Using the menu bar, go to File -> New File -> R Script:
Alternatively, you could have used the shortcut ctrl+shift+N on Windows or command+shift+N on Mac.
RStudio now displays 4 windows, with the R Script currently displayed in the top left:
Currently the R Script is Untitled, we should give it a name.
Give your R Script a name and save it. Go to File -> Save As…:
Before we start working in our R Script, let us first set the working directory in R.
The working directory is the location on your computer where R will read and save files. Go to Session -> Set Working Directory. Two convenient options are:
Choose Directory…: Choose the directory yourself
To Source File Location: Set the working directory to the directory where your R Script (the source file) is saved
Select the option to set the working directory to the source file location. You will see that a command automatically pops up in the R console, something like:
setwd("C:/Rtraining")
You can use this command directly next time. Mind the usage of the / when specifying the path of your working directory!
You can also include comment lines in your R script. These start with the symbol # and allow you to document your code. For instance:
# Setting my working directory
setwd("C:/Rtraining")
Copy some of the commands you previously executed into your R Script.
Execute a specific line
by pressing the Run button to execute the line on which your cursor is currently located
by using ctrl+enter on Windows or command+enter on Mac to execute the line on which your cursor is currently located
You can execute multiple lines by highlighting them all and doing one of the above. Try this.

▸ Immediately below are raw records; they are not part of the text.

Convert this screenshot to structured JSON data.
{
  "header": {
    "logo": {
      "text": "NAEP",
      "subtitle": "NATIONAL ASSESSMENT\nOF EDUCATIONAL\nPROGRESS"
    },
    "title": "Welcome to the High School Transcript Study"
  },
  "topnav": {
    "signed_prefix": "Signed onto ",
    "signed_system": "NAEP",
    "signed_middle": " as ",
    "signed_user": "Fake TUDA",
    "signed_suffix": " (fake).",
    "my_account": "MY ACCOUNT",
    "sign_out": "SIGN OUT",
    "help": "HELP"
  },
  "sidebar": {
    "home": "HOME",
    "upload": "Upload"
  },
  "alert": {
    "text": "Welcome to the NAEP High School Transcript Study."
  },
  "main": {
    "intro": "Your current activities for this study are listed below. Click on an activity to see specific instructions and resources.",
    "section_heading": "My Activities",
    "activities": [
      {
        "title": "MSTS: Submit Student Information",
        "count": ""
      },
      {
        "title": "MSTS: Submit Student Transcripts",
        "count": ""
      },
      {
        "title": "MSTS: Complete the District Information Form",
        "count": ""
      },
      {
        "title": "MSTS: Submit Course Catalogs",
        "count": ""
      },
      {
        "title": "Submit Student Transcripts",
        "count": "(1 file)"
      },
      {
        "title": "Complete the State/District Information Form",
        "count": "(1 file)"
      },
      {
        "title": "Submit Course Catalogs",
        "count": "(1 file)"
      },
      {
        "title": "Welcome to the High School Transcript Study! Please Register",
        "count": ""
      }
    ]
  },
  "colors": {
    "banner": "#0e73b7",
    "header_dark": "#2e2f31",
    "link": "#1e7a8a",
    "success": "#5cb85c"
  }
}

You can adjust the sizes and positioning of the windows (panes) according to your liking.
Go to Tools, Global Options… and then select Pane Layout from which you can adjust the positioning of each of the 4 panes by selecting them from the drop-down menus
Experiment with a different positioning and re-adjust according to your liking.
Until now, we have explored some basic functionality in R. But much of the functionality of R is extended by its big and active community.
These extensions are called R packages
R packages
are constantly developed and adjusted by the large user community making many state-of-the-art methods quickly available
can be installed for just about everything you want to do in statistics and data science
offer pre-defined functions which makes it possible to use R without a deep understanding of the language and programming skills.
The standard distribution of R comes already with a number of packages.
A list of the currently installed packages can be obtained from the Packages window in the bottom right window below
You can install new packages depending on your needs. We will explore R packages in the upcoming sessions!